Ryanair, Afrikaans and the ‘quick flash of social media’ - Businesslive
Michael Morris
I immediately thought of fellow columnist Anton Harber and his recent plea for the restoration of news reporting when I read the first rather poor account of SA passport-holders somewhere overseas being made to do a test in Afrikaans before being allowed to travel.
To be fair, news evolves as facts emerge, and it’s always a bit silly to judge a newspaper or media platform by a single report on, or a single day’s coverage of, an unfolding story. But, as the days went by and the story became clearer — Ryanair, not customs officials, emerged as the central figure in the rather bizarre affair (and, by the way, I recommend The New York Times London staffer Emma Bubola’s piece of June 7) — I became more interested in the invariably matter-of-fact statements about Afrikaans and what it was taken to symbolise, and how news is critical in framing such conceptions.

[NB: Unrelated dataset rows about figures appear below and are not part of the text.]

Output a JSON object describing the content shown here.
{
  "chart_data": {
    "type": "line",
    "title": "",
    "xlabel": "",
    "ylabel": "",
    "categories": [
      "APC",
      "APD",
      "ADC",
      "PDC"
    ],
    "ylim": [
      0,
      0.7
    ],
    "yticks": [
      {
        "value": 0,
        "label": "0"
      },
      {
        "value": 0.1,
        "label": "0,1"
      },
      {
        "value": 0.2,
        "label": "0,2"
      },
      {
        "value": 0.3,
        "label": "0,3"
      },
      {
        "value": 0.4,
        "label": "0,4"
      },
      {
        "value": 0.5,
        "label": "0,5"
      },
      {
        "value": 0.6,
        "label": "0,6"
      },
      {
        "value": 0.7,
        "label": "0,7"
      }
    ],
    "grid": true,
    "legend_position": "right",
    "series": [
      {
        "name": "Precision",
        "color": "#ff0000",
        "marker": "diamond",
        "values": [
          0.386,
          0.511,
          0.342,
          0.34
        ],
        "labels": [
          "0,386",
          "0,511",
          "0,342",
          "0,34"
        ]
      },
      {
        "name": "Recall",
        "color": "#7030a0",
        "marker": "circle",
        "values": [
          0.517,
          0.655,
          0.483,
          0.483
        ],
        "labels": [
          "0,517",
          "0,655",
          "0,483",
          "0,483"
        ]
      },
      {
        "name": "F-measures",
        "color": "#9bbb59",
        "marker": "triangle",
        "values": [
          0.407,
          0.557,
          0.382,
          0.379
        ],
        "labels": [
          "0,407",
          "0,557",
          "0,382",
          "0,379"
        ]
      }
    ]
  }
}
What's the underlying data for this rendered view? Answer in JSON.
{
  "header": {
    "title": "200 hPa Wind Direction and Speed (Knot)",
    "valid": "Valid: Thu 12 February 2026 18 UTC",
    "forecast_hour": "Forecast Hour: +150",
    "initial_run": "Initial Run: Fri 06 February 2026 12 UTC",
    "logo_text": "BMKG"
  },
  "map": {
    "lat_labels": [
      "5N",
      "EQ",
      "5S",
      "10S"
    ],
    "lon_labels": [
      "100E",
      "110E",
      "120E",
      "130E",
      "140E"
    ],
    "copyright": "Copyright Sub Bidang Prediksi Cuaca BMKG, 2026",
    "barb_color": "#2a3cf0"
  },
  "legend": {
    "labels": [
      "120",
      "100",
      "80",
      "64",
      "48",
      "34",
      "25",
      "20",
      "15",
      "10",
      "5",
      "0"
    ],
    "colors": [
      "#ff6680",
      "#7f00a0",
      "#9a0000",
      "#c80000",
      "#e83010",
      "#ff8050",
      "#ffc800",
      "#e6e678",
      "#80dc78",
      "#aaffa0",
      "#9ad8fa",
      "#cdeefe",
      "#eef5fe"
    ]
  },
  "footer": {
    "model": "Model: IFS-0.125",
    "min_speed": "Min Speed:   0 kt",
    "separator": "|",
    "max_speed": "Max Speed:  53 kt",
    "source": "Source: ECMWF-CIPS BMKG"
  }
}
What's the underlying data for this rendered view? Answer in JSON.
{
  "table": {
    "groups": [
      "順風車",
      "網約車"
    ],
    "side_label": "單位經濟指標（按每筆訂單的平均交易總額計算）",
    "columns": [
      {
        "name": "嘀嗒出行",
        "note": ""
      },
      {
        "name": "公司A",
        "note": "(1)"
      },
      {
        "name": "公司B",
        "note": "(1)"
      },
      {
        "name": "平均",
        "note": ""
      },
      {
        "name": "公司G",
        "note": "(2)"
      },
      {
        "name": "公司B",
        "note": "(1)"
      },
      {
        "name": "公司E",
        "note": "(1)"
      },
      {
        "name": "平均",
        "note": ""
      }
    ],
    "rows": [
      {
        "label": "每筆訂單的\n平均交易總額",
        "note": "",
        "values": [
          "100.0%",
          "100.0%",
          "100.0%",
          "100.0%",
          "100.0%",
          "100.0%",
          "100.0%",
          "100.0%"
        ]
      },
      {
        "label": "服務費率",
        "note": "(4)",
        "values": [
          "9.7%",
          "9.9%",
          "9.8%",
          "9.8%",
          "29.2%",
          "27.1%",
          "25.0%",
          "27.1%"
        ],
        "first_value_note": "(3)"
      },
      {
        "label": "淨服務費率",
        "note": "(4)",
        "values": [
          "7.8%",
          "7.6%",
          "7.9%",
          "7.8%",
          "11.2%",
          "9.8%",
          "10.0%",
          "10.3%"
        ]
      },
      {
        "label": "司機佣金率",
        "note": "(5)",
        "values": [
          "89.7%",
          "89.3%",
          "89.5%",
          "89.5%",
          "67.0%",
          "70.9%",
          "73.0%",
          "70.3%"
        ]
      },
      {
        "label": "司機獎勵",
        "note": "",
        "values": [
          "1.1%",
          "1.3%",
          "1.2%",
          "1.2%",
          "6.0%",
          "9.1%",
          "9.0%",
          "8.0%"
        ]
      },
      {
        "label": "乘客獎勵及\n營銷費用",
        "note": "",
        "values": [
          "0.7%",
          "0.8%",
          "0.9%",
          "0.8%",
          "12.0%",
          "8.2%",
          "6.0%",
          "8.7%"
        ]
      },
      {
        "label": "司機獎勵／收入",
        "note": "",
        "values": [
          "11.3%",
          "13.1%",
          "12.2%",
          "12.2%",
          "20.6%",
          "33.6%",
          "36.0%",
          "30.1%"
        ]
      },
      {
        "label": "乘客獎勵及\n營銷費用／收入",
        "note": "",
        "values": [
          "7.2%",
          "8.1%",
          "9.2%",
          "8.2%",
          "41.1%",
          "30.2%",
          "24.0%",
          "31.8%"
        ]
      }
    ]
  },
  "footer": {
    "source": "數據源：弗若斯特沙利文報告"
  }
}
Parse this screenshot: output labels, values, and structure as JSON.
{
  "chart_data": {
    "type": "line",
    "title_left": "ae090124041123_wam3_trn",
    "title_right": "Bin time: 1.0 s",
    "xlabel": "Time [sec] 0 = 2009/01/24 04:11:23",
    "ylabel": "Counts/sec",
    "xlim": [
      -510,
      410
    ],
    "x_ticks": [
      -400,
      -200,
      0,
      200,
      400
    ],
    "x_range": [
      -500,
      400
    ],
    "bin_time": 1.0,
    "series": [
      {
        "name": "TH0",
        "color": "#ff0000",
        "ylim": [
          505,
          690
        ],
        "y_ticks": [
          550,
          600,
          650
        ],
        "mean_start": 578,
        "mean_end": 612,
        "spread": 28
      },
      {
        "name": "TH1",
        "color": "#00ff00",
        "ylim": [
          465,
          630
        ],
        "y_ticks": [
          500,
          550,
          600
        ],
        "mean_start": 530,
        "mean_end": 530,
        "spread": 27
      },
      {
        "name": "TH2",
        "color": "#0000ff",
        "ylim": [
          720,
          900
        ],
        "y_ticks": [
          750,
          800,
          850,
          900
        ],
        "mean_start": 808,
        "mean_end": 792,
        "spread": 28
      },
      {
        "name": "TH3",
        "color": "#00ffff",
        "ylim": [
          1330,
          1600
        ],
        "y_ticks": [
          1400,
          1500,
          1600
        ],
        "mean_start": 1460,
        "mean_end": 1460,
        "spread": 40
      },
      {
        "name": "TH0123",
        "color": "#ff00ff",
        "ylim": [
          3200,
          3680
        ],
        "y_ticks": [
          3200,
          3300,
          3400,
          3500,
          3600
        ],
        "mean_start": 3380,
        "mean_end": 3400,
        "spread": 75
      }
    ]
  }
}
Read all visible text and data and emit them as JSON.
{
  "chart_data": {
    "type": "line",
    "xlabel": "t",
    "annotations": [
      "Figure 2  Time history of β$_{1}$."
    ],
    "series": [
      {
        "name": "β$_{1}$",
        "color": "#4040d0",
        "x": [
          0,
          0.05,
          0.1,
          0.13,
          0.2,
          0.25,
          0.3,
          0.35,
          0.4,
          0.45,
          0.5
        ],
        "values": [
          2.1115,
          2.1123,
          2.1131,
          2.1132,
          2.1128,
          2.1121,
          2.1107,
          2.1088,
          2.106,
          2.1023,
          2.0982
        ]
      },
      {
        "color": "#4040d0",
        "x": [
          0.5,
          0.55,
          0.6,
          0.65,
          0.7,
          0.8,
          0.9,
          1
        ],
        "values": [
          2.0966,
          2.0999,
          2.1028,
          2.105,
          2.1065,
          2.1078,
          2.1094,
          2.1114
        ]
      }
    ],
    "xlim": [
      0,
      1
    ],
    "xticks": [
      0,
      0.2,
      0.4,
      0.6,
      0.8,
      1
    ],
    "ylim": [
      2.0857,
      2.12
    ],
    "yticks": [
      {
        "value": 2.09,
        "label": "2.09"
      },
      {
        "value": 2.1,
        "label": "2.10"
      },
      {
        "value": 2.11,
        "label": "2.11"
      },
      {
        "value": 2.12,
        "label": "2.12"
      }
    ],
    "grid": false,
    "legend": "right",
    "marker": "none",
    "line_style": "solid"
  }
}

You might say Ryanair couldn’t have chosen a worse moment to select Africa’s youngest indigenous language as the medium for a procedure avowedly intended to verify the citizenship of SA travellers.
As the Voice of America reported: “Ironically, news of Ryanair’s Afrikaans test breaks in June when Youth Day is marked in SA. The day commemorates the 1976 uprising against the language. On the 16th of this month 46 years ago, thousands of black students marched in Soweto against the white apartheid government’s insistence that Afrikaans be a compulsory medium of instruction in SA schools.”
There’s nothing to fault here, and we should never forget this history or its great costs. We ought to be able to count on “the basic meat and potatoes of journalism” — as Harber described it — to remember it well.
The trouble, as Harber warned, is “[we] find ourselves getting used to and accepting the quick flash of social media, the rush to opinion before verification, and the resultant degradation of our discourse and debate”. Without the closely observed detail, or the unabashed record of contradiction, we do invite such degradation.
I was looking for something else in my own ramshackle digital archive last week when I rediscovered a 1956 Cape Argus news report that reminded me of Harber’s plea, and his warning.
It was about convoys of Black Sash members from around the country converging by road on Cape Town under the auspices of the Women’s Defence of the Constitution League, in protest against dogged (eventually successful) National Party efforts to remove people who were not white from the voters’ roll.
Not everyone approved of them; the first line of the story describes their being greeted with “V for victory signs, thumbs-up salutes and warm congratulations offset by occasional taunts like ‘vuilgoed’.”
What stands out for me was the “Free State car ... driven by Mr PJ Pienaar, whose wife had persuaded him to drive them down”. Ms Pienaar is quoted as saying: “We are an old Free State family. Our people came up with the Voortrekkers. I feel deeply religious about this; I feel that we are in danger of losing something we may never recover.”
This somehow extraordinary paragraph reveals the power of the journalism I think Harber had in mind, in bringing out “the small detail or the chance remark that enriches a story and gives you special insight into it”.
For all that has happened since, this long-forgotten news report of February 12 1956 has something meaningful to tell us about SA — then, and now.
• Morris is head of media at the SA Institute of Race Relations.